Hit with a fresh crop of blemishes that you thought you’d bid farewell to in your teens? Here are some tips to help put your best face forward when dealing with adult acne.
Acne is mortifying when you’re a teenager but at least you can take comfort in knowing that, in a few years, you’ll never again get a big zit before a big event. Or will you?
Studies show that acne affects more than 50 per cent of women between the ages of 20-29 and more than 25 per cent of women between the ages of 40-49.
Adult acne, like teenage acne, is related to hormones. Teens get acne during puberty, and many adult women experience breakouts linked to their menstrual cycle.
But adult acne and teenage acne may require different treatments.

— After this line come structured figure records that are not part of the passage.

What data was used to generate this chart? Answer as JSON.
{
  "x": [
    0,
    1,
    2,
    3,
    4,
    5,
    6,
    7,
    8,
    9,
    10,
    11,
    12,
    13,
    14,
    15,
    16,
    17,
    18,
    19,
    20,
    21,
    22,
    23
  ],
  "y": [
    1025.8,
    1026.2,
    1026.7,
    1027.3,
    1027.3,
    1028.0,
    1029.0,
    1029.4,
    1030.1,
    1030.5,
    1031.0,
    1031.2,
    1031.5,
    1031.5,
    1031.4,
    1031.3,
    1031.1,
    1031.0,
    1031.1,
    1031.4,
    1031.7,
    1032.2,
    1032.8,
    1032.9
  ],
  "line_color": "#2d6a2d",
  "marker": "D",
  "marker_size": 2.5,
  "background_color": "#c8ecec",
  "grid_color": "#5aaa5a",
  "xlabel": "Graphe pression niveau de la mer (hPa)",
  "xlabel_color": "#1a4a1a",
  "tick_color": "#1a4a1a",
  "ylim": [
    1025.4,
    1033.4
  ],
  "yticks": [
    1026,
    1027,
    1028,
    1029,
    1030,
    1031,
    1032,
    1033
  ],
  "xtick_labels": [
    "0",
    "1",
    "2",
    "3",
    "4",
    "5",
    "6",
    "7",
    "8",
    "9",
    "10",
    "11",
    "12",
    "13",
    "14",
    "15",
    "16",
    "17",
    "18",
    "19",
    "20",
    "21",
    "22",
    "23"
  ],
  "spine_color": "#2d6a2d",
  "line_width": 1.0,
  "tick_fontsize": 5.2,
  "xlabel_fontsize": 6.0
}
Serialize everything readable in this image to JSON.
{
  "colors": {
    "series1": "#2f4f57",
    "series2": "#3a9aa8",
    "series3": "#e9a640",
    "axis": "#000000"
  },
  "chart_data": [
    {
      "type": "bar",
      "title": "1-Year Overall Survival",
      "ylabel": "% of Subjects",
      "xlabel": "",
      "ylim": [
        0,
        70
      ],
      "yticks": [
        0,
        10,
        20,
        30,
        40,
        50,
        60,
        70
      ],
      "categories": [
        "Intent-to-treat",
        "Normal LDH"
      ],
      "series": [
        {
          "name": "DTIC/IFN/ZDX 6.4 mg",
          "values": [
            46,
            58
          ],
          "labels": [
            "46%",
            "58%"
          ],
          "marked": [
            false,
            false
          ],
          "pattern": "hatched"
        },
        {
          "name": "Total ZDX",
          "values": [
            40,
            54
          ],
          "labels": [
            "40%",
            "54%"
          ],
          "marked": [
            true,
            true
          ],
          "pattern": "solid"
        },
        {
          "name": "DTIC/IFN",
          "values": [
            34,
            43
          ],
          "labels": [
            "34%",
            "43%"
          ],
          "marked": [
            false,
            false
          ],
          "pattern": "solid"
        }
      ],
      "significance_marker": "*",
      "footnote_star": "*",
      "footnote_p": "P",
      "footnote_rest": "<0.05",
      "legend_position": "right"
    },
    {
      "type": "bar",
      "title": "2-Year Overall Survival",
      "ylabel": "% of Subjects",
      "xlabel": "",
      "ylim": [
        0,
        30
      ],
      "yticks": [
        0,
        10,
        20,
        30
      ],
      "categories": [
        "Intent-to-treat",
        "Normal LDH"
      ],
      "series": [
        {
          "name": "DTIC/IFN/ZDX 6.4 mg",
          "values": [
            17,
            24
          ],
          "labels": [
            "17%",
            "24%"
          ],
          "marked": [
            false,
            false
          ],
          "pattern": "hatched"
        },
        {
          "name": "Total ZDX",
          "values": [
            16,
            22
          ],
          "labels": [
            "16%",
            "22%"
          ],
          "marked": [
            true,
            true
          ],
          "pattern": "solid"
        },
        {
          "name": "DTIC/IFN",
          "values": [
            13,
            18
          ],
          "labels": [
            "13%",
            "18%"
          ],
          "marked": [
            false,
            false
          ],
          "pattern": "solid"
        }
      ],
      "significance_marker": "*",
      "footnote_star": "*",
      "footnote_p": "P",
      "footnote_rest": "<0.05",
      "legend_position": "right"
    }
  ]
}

Teenage acne typically affects the T-zone, while adult acne afflicts the jaw area – and, it may be harder to treat.
“Women have drier skin than teens. It’s more sensitive and harder to treat (especially on the jaw), and some women may have difficulty tolerating the more drying over-the-counter topical acne treatments,” says Dr Hilary Baldwin, Associate Professor and Vice-Chairman of the Department of Dermatology at SUNY Downstate in the United States.
Women should talk with their dermatologists about prescription acne treatments and be prepared for what may be an open-ended process.
“The combination of moisturising and anti-acne can be a tall order so talking with a dermatologist can cut down on the treatment trial and error,” adds Dr Baldwin.
“I also tell my adult acne patients to cleanse gently, moisturise when you need to, and come and see me so we can find the right treatment.”
Here are some tips to keep in mind to combat the onset of adult acne and help keep you fresh-faced.
The hormone link: In women especially, changes in hormonal levels can trigger outbreaks. If these instances are particularly bad, it might be worth discussing with your dermatologist the benefits of certain drug therapies such as Spironolactone, which inhibits hormones that stimulate the oil glands.
Ditch the carbs: We all know sugar is the enemy, and science has proven its link to acne. Foods with a high glycaemic index – pasta, rice, and white bread ¬– along with hormone-filled dairy products that can spur on oil-promoting hormones like testosterone, can all lead to a fresh crop of pimples. Consider reducing your intake of these foods or cutting them out of your diet entirely.
De-stress: Easier said than done? Perhaps, but cortisol-boosting stress levels can play a significant contributing factor in adult acne by increasing pore-clogging oils in the skin. So if you’re noticing more spots popping up, ask yourself – is there anything you’re stressing over? If so, identify it so that it can be dealt with in the interests of a happier, healthier you.